In our example above, we didn't compute a P-value because the observed value was far away from the null distribution of the statistic. In general, however, we should compute the P-value as the statistic might not be so extreme in other examples. The P-value is the chance, assuming that the null is true, of getting a distance as big as or bigger than the distance that was observed, because the alternative hypothesis predicts larger distances than the null.

```
def permutation_test_tvd(table, variable, classes, repetitions):
"""Test whether a categorical variable is independent of classes:
table: name of table containing the sample
variable: label of column containing categorical variable whose distribution is of interest
classes: label of column containing binary class data
repetitions: number of random permutations"""
# Find the tvd between the distributions of variable in the two classes
counts = table.select(classes, variable).pivot(classes, variable)
observed_tvd = tvd(proportions(counts.column(1)), proportions(counts.column(2)))
# Assuming the null is true, randomly permute the variable and collect all the new tvd's
tvds = make_array()
for i in np.arange(repetitions):
shuffled_var = table.select(variable).sample(with_replacement=False).column(0)
shuffled = table.select(classes).with_column('Shuffled Variable', shuffled_var)
shuffled_counts = shuffled.pivot(classes, 'Shuffled Variable')
new_tvd =tvd(proportions(shuffled_counts.column(1)), proportions(shuffled_counts.column(2)))
tvds = np.append(tvds, new_tvd)
# Find the empirical P-value:
emp_p = np.count_nonzero(tvds >= observed_tvd)/repetitions
# Draw the empirical histogram of the tvd's generated under the null,
# and compare with the value observed in the original sample
Table().with_column('TVD', tvds).hist(bins=20)
plots.title('Empirical Distribution Under the Null')
print('Observed TVD:', observed_tvd)
print('Empirical P-value:', emp_p)
```

```
permutation_test_tvd(patients, 'Clump Thickness', 'Class', 5000)
```

Once again, the observed distance of 0.64 is very far away from the distribution predicted by the null hypothesis. The empirical P-value is 0, so the exact P-value will be close to zero. Thus if class and clump thickness were unrelated, the observed data would be hugely unlikely.

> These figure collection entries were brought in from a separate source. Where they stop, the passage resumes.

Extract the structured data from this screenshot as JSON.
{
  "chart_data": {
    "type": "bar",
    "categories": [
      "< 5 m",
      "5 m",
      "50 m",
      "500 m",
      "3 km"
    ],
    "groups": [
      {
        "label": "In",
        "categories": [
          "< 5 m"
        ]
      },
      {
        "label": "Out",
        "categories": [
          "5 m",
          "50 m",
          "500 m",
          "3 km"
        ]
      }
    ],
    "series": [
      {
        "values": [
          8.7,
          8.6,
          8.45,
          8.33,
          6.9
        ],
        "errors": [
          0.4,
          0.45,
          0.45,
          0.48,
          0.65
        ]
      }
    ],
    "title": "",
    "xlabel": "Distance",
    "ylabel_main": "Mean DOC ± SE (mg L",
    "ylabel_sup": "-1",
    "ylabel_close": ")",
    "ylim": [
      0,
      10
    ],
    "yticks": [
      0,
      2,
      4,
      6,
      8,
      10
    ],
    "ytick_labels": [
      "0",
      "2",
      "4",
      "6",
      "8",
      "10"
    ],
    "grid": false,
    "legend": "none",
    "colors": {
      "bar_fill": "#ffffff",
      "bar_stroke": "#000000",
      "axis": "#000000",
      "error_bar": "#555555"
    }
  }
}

So the conclusion is that clump thickness is related to class, not just in the sample but in the population.

We have use permutation tests to help decide whether the distribution of a categorical attribute is related to class. In general, permutation tests can be used in this way to decide whether two categorical distributions were randomly sampled from the same underlying distribution.